Duplicity can itself send data to S3, but not to Glacier or Glacier Deep Archive yet.
apt-get install duplicity -y
First stage is to create encrypted archives from your really important data - archive_locally.sh
$ cat archive_locally.sh
#!/bin/bash
# Source top folder
S_DIR="/media/private"
# Source subfolders under top one, which should be backed up
DIRS="Archive Docs Photos"
# Destination folder for encrypted archives
D_DIR="/media/usbshare/private_backup"
# Size of each encrypted archive files in MB
VOLSIZE=1024
DATE=`date '+%Y%m%d%H%M%S'`
# Ask for password phrase
read -sp "Enter passphrase for encryption of archives: " secret
export PASSPHRASE=${secret}
echo
echo "Archiving the following subdirs from ${S_DIR}: ${DIRS}"
for dir in ${DIRS}
do
echo duplicity --volsize ${VOLSIZE} ${S_DIR}/${dir} file://${D_DIR}/${dir}
echo duplicity --volsize ${VOLSIZE} ${S_DIR}/${dir} file://${D_DIR}/${dir} >> ${D_DIR}/archive.${DATE}.log
duplicity --volsize ${VOLSIZE} ${S_DIR}/${dir} file://${D_DIR}/${dir} >> ${D_DIR}/archive.${DATE}.log 2>&1
done
Second stage is to sync encrypted archives to AWS Glacier Deep Archive.
$ cat s3_sync_archive.sh
#!/bin/bash
S_DIR="/media/usbshare/private_backup"
DIRS="Archive Docs Photos"
S3_BUCKET="my-deep-archive"
S3_STORAGE_CLASS="DEEP_ARCHIVE"
DATE=`date '+%Y%m%d%H%M%S'`
echo
echo "Syncing to S3 ${S3_STORAGE_CLASS} the following subdirs from ${S_DIR}: ${S3_BUCKET}"
for dir in ${DIRS}
do
echo aws s3 sync ${S_DIR}/${dir} s3://${S3_BUCKET}/${dir} --storage-class ${S3_STORAGE_CLASS}
echo aws s3 sync ${S_DIR}/${dir} s3://${S3_BUCKET}/${dir} --storage-class ${S3_STORAGE_CLASS} >> ${S_DIR}/s3sync.${DATE}.log
aws s3 sync ${S_DIR}/${dir} s3://${S3_BUCKET}/${dir} --storage-class ${S3_STORAGE_CLASS} 2>> ${S_DIR}/s3sync.${DATE}.log
done
As per Amazon S3 pricing "objects that are archived to S3 Glacier and S3 Glacier Deep Archive have a minimum 90 days and 180 days of storage, respectively. Objects deleted before 90 days and 180 days incur a pro-rated charge equal to the storage charge for the remaining days. Objects that are deleted, overwritten, or transitioned to a different storage class before the minimum storage duration will incur the normal storage usage charge plus a pro-rated request charge for the remainder of the minimum storage duration."

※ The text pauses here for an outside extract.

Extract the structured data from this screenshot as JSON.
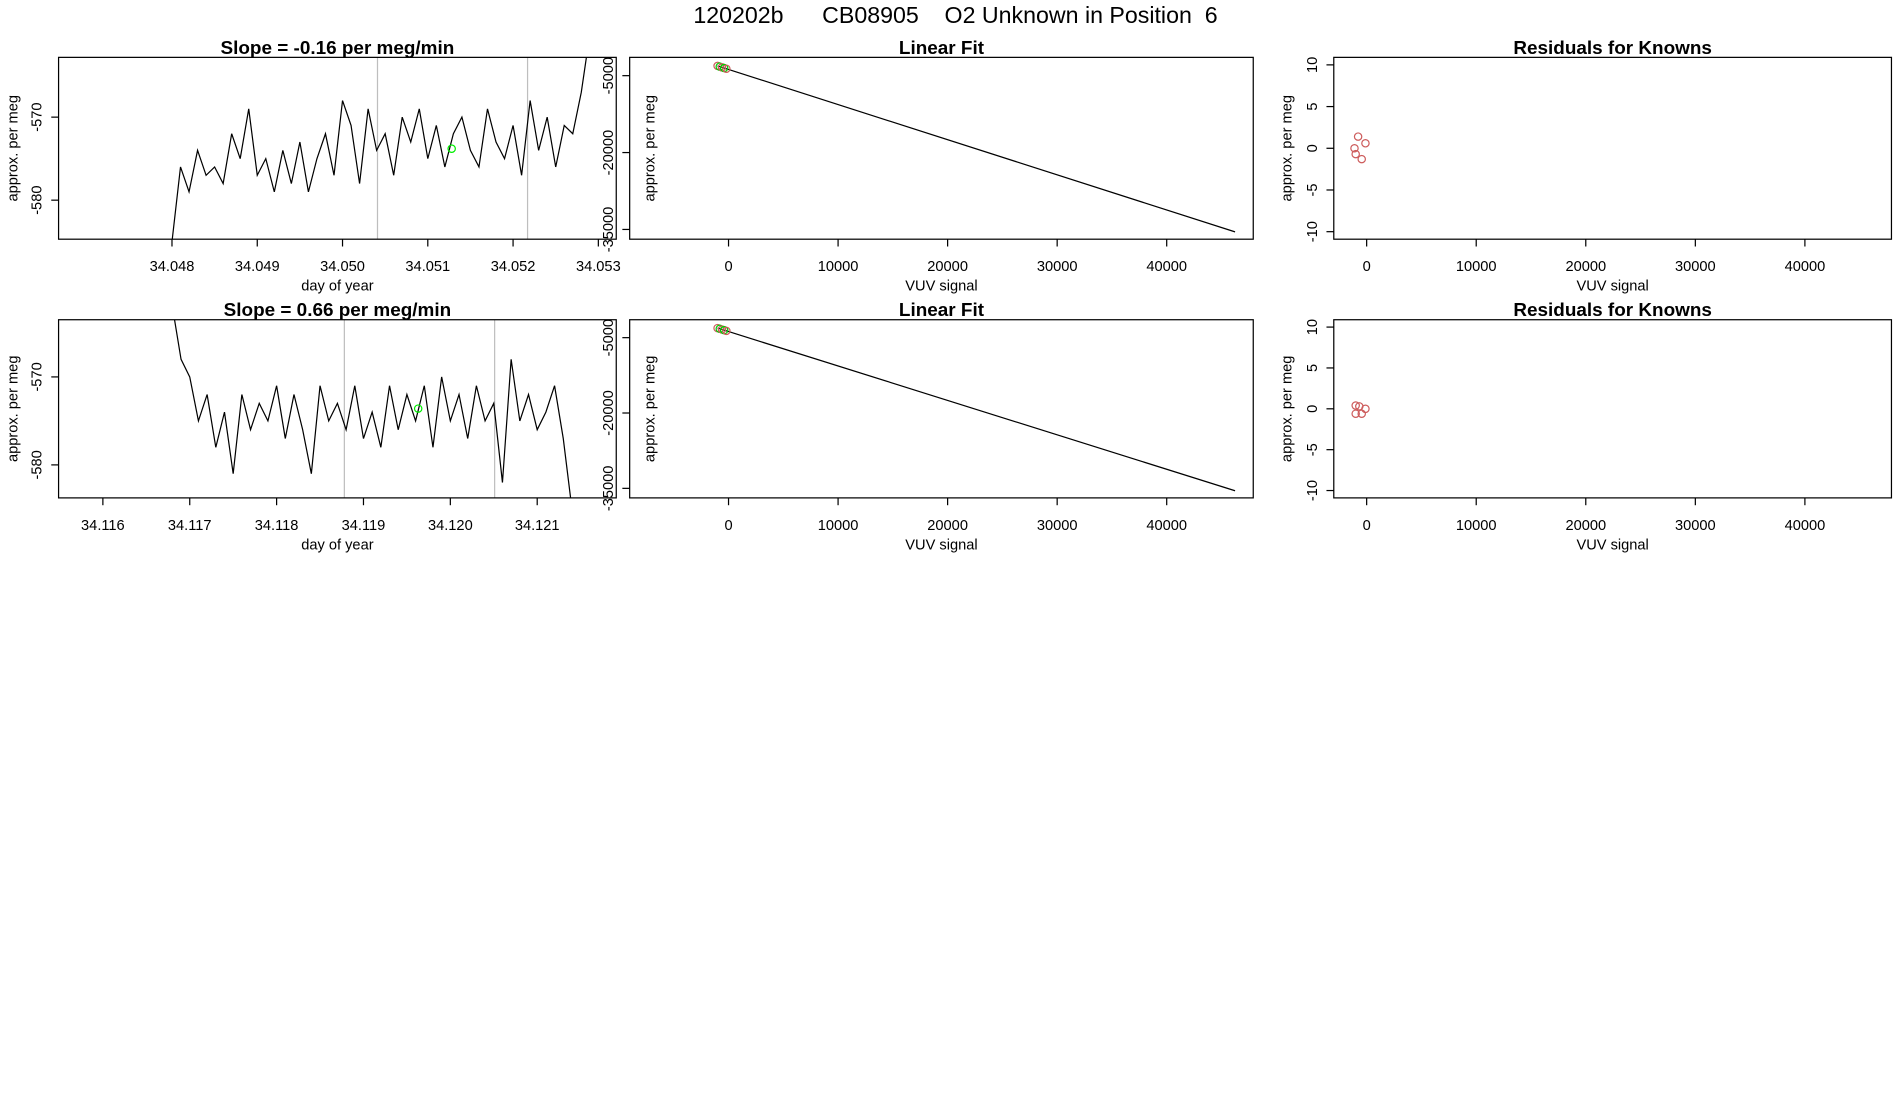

So be careful while you use s3_sync_archive.sh as it will send to Glacier Deep Archive everything you have in specified source directories. After 180 days it's safe to use aws s3 sync
command with option --delete
in s3_sync_archive.sh to remove from Glacier Deep Archive what you don't have in source directories anymore.